Нэя возмущённо заелозила на месте, как будто для Рудольфа было не очевидно, что её волосы имели искусственный цвет. – У нас в ЦЭССЭИ замечательные торговые центры. Там всё от лучших поставщиков.

– Ты не разевай рот, когда приходишь в уже другие центры. Хотя бы и сегодня. Кто, спрашивается, украл твою диадему? Пока ты там изображала из себя богиню удачи, тебя и обокрали! И разве это только в среде творческой богемы так? Все пристойные профессии заняты ворами и проститутками, кругом одни бездари. Если думаешь на Анит, что она воровка, то я её защищать не буду. Пусть она и талант, а в такой не отмываемой грязи её извозили, в такие страдания окунули с головой, что душа могла и деформироваться. Тут я ни за что не ручаюсь. Она у Реги-Мона осталась. Тот тоже деформированный продукт страдальческой судьбы. Она как его увидела, так и обомлела, – «Хочу», – говорит, – «испытать радость с таким прекрасным человеком. Я его по старым фильмам помню. Я давно одна». Вот что значит прошлая обработка. Беды потоком на макушку льются, она даже лысеть начала от переживаний, неустроенность, а опять потянуло её к тому же смраду. Мне жалко, что ли, Реги-Мона? Я с нищими делить радости не приучена. Он не мой пиршественный стол. А эта необучаемая дура пусть и пирует. Пусть отведает. Пусть вместе теперь счастье ищут в захламлённых углах его мастерской, – без всякого перехода продолжила Ифиса тот самый разговор, который они вели и в мастерской Реги-Мона.

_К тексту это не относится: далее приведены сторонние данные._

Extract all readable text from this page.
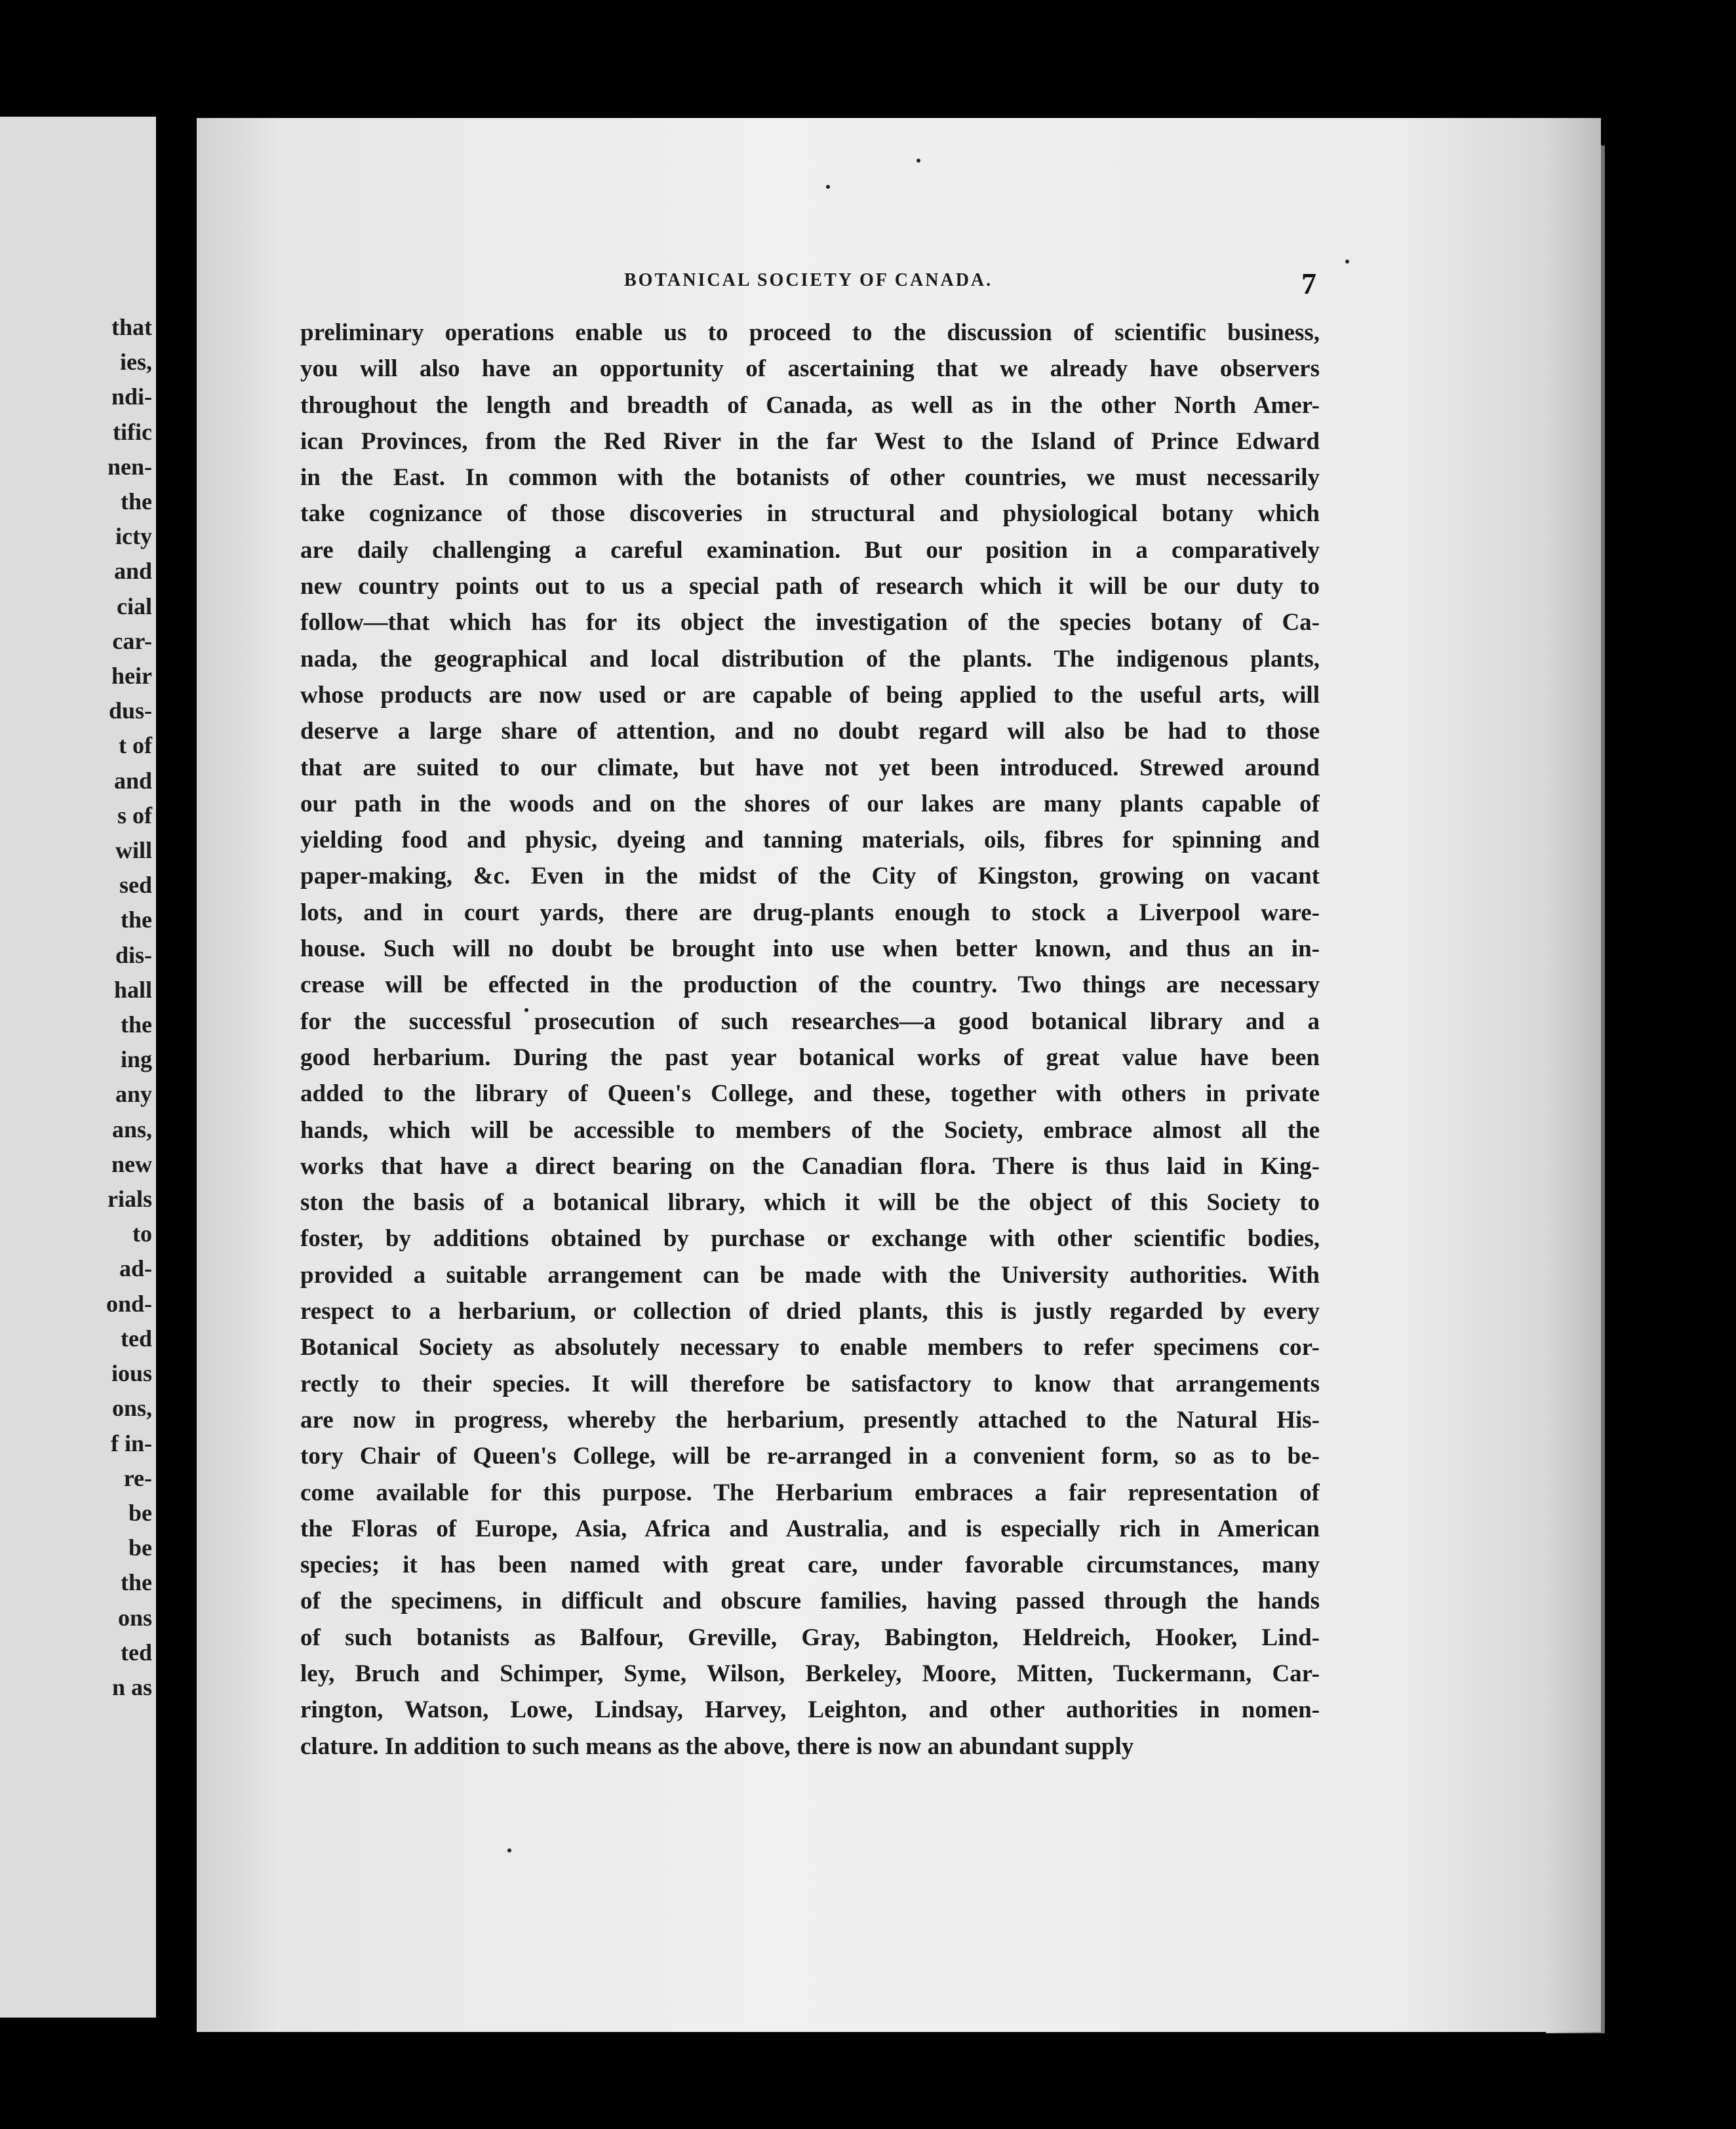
that
ies,
ndi-
tific
nen-
the
icty
and
cial
car-
heir
dus-
t of
and
s of
will
sed
the
dis-
hall
the
ing
any
ans,
new
rials
to
ad-
ond-
ted
ious
ons,
f in-
re-
be
be
the
ons
ted
n as
BOTANICAL SOCIETY OF CANADA.	7
preliminary operations enable us to proceed to the discussion of scientific business,
you will also have an opportunity of ascertaining that we already have observers
throughout the length and breadth of Canada, as well as in the other North Amer-
ican Provinces, from the Red River in the far West to the Island of Prince Edward
in the East. In common with the botanists of other countries, we must necessarily
take cognizance of those discoveries in structural and physiological botany which
are daily challenging a careful examination. But our position in a comparatively
new country points out to us a special path of research which it will be our duty to
follow—that which has for its object the investigation of the species botany of Ca-
nada, the geographical and local distribution of the plants. The indigenous plants,
whose products are now used or are capable of being applied to the useful arts, will
deserve a large share of attention, and no doubt regard will also be had to those
that are suited to our climate, but have not yet been introduced. Strewed around
our path in the woods and on the shores of our lakes are many plants capable of
yielding food and physic, dyeing and tanning materials, oils, fibres for spinning and
paper-making, &c. Even in the midst of the City of Kingston, growing on vacant
lots, and in court yards, there are drug-plants enough to stock a Liverpool ware-
house. Such will no doubt be brought into use when better known, and thus an in-
crease will be effected in the production of the country. Two things are necessary
for the successful prosecution of such researches—a good botanical library and a
good herbarium. During the past year botanical works of great value have been
added to the library of Queen's College, and these, together with others in private
hands, which will be accessible to members of the Society, embrace almost all the
works that have a direct bearing on the Canadian flora. There is thus laid in King-
ston the basis of a botanical library, which it will be the object of this Society to
foster, by additions obtained by purchase or exchange with other scientific bodies,
provided a suitable arrangement can be made with the University authorities. With
respect to a herbarium, or collection of dried plants, this is justly regarded by every
Botanical Society as absolutely necessary to enable members to refer specimens cor-
rectly to their species. It will therefore be satisfactory to know that arrangements
are now in progress, whereby the herbarium, presently attached to the Natural His-
tory Chair of Queen's College, will be re-arranged in a convenient form, so as to be-
come available for this purpose. The Herbarium embraces a fair representation of
the Floras of Europe, Asia, Africa and Australia, and is especially rich in American
species; it has been named with great care, under favorable circumstances, many
of the specimens, in difficult and obscure families, having passed through the hands
of such botanists as Balfour, Greville, Gray, Babington, Heldreich, Hooker, Lind-
ley, Bruch and Schimper, Syme, Wilson, Berkeley, Moore, Mitten, Tuckermann, Car-
rington, Watson, Lowe, Lindsay, Harvey, Leighton, and other authorities in nomen-
clature. In addition to such means as the above, there is now an abundant supply
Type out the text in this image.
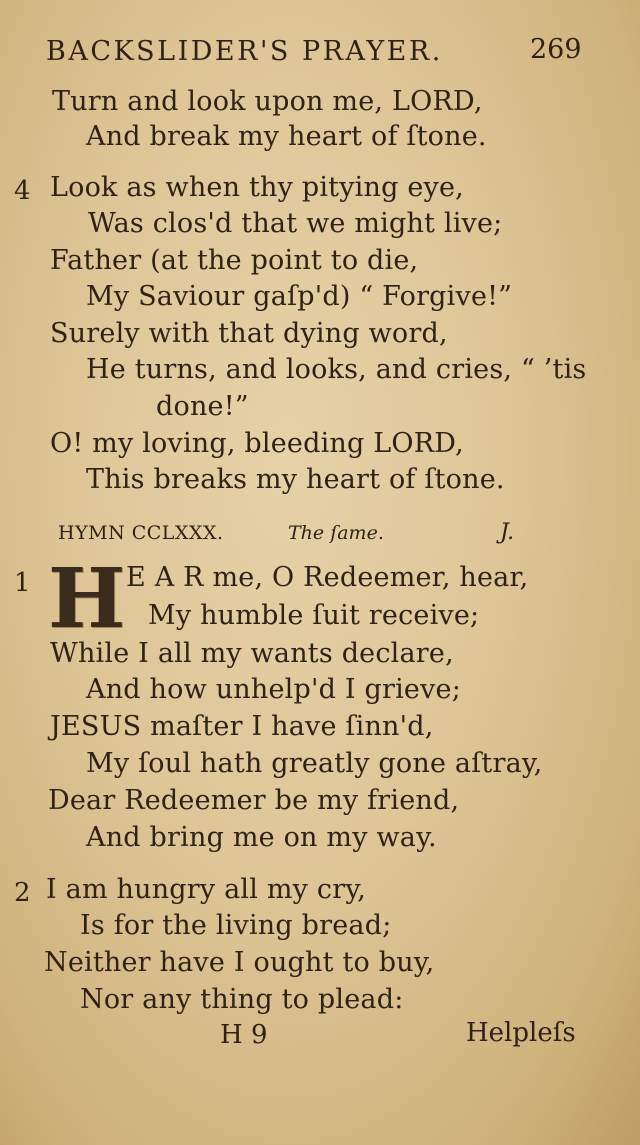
BACKSLIDER'S PRAYER.	269
Turn and look upon me, LORD,
And break my heart of ſtone.
4 Look as when thy pitying eye,
Was clos'd that we might live;
Father (at the point to die,
My Saviour gaſp'd) “ Forgive!”
Surely with that dying word,
He turns, and looks, and cries, “ ’tis
done!”
O! my loving, bleeding LORD,
This breaks my heart of ſtone.
HYMN CCLXXX.	The ſame.	J.
1 H E A R me, O Redeemer, hear,
My humble ſuit receive;
While I all my wants declare,
And how unhelp'd I grieve;
JESUS maſter I have ſinn'd,
My ſoul hath greatly gone aſtray,
Dear Redeemer be my friend,
And bring me on my way.
2 I am hungry all my cry,
Is for the living bread;
Neither have I ought to buy,
Nor any thing to plead:
H 9	Helpleſs
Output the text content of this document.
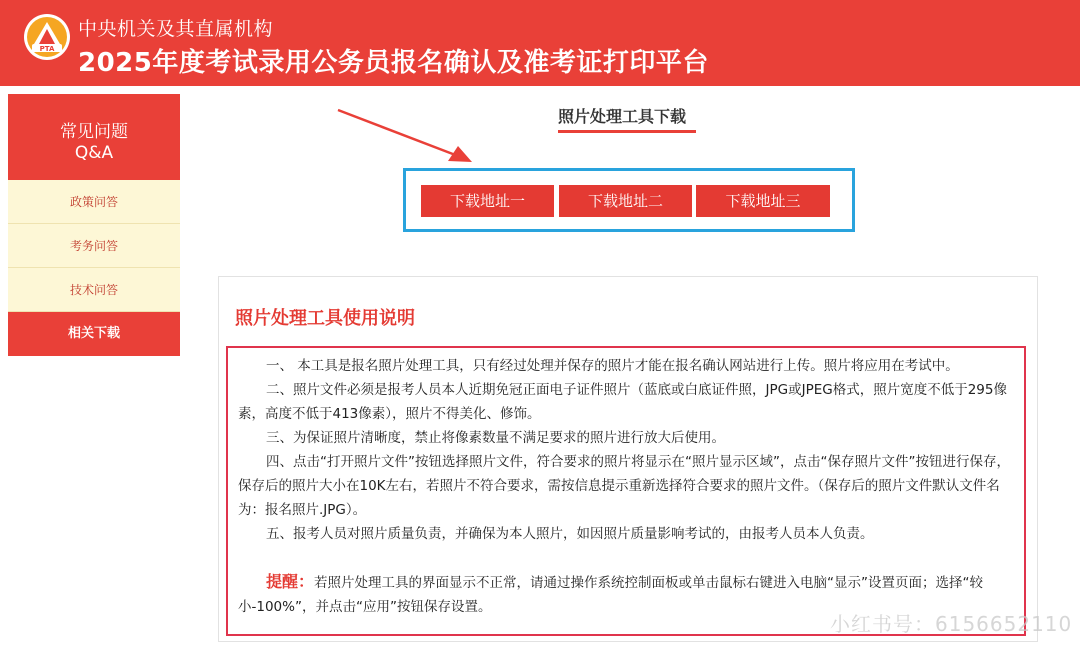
PTA
中央机关及其直属机构
2025年度考试录用公务员报名确认及准考证打印平台
常见问题
Q&A
政策问答
考务问答
技术问答
相关下载
照片处理工具下载
下载地址一	下载地址二	下载地址三
照片处理工具使用说明

一、 本工具是报名照片处理工具，只有经过处理并保存的照片才能在报名确认网站进行上传。照片将应用在考试中。

二、照片文件必须是报考人员本人近期免冠正面电子证件照片（蓝底或白底证件照，JPG或JPEG格式，照片宽度不低于295像素，高度不低于413像素），照片不得美化、修饰。

三、为保证照片清晰度，禁止将像素数量不满足要求的照片进行放大后使用。

四、点击“打开照片文件”按钮选择照片文件，符合要求的照片将显示在“照片显示区域”，点击“保存照片文件”按钮进行保存，保存后的照片大小在10K左右，若照片不符合要求，需按信息提示重新选择符合要求的照片文件。（保存后的照片文件默认文件名为：报名照片.JPG）。

五、报考人员对照片质量负责，并确保为本人照片，如因照片质量影响考试的，由报考人员本人负责。

提醒：若照片处理工具的界面显示不正常，请通过操作系统控制面板或单击鼠标右键进入电脑“显示”设置页面；选择“较小-100%”，并点击“应用”按钮保存设置。

小红书号：6156652110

– Да ведь полюбила я её, приблудную. Стоило раз покормить, пригреть, а уже и боль за неё навалилась на сердце как за собственную дочь. Пришлось Анит помочь в оформлении личного жетона, а это очень трудно сделать. Да у меня всюду есть нужные знакомства. У неё талант уникальный, она умела танцевать, словно не имела в себе скелета, в узлы могла завязываться, да и вообще имела дар пантомимы к тому же. Ещё когда Гелия была жива, то настолько впечатлилась её пластичностью, что обещала свою поддержку и протекцию, да не успела. Но я точно знаю, что Гелия заплатила за неё вступительный взнос в Школу Искусств, а тут и свалилась с неба оплеуха Надмирного Света. Помню, как полквартала разнесло вместе с телебашней, вся Паралея вздрогнула, а я рядом жила. С постели своей скатилась, и лучшая часть моей коллекции попадала с полочек и побилась. Очнулась вся в осколках, зелёных мелких от рассыпавшегося вдребезги окна, вся посечённая, в крови. Накануне обивку заказала для спальни, мастер настолько всё сделал прочно. Рисунок был – мечта. На облаках – дворец, а рядом девушка – мечта. В моём же доме не осталось ни окон, ни дверей, стены треснули, пришлось другое жилье искать. Но речь не обо мне. Об Анит, и ей, к сожалению, никто уже мечту не припас. Осталась её мечта в облаках. Где деньги Гелии? Где обещанное место? В Школу Искусств не взяли, никуда не взяли, выкинули на задворки, а потом и продали с аукциона, как гулящую, лишив всех прав. А она – цветок из джунглей, а не девушка была. Волосы как пламя, оранжевые с золотом, природные, лепка фигуры – божественная. И сама добрейшее, тончайшее существо. Но уж ясное дело после того, как вылезла она из зловонных подвальных стоков, потеряла и форму, и здоровье. Тоскливая, вся трясётся, глаза угасли. Ты же её видела. А была вся розовая и упругая, гибкая и блистательная. Глазки ласковые, когда она смотрела, то казалось, что гладит ими тебя по коже, так хорошо рядом с нею всякому находиться, общаться. Редкая женщина, и всю изжевали, едва не погубили, короче. Я помогла, само собой. Она скоро уедет в свою тихую далёкую глушь, там может и оклемается. Молодая ещё, силы восстановятся, а дар опять отшлифует, если не сопьётся, конечно. Вот кому надо помогать. Я люблю людям помогать, но не всем подряд. Я попрошаек не выношу. Достойный человек умрёт, а клянчить ничего не станет ни у кого. Это тебе на заметку. А то вытряхнула свою сумочку, а кому – тебе и всё равно! Чего Реги-Мону помогать? Не пропадёт он никогда. Уловила мой намёк?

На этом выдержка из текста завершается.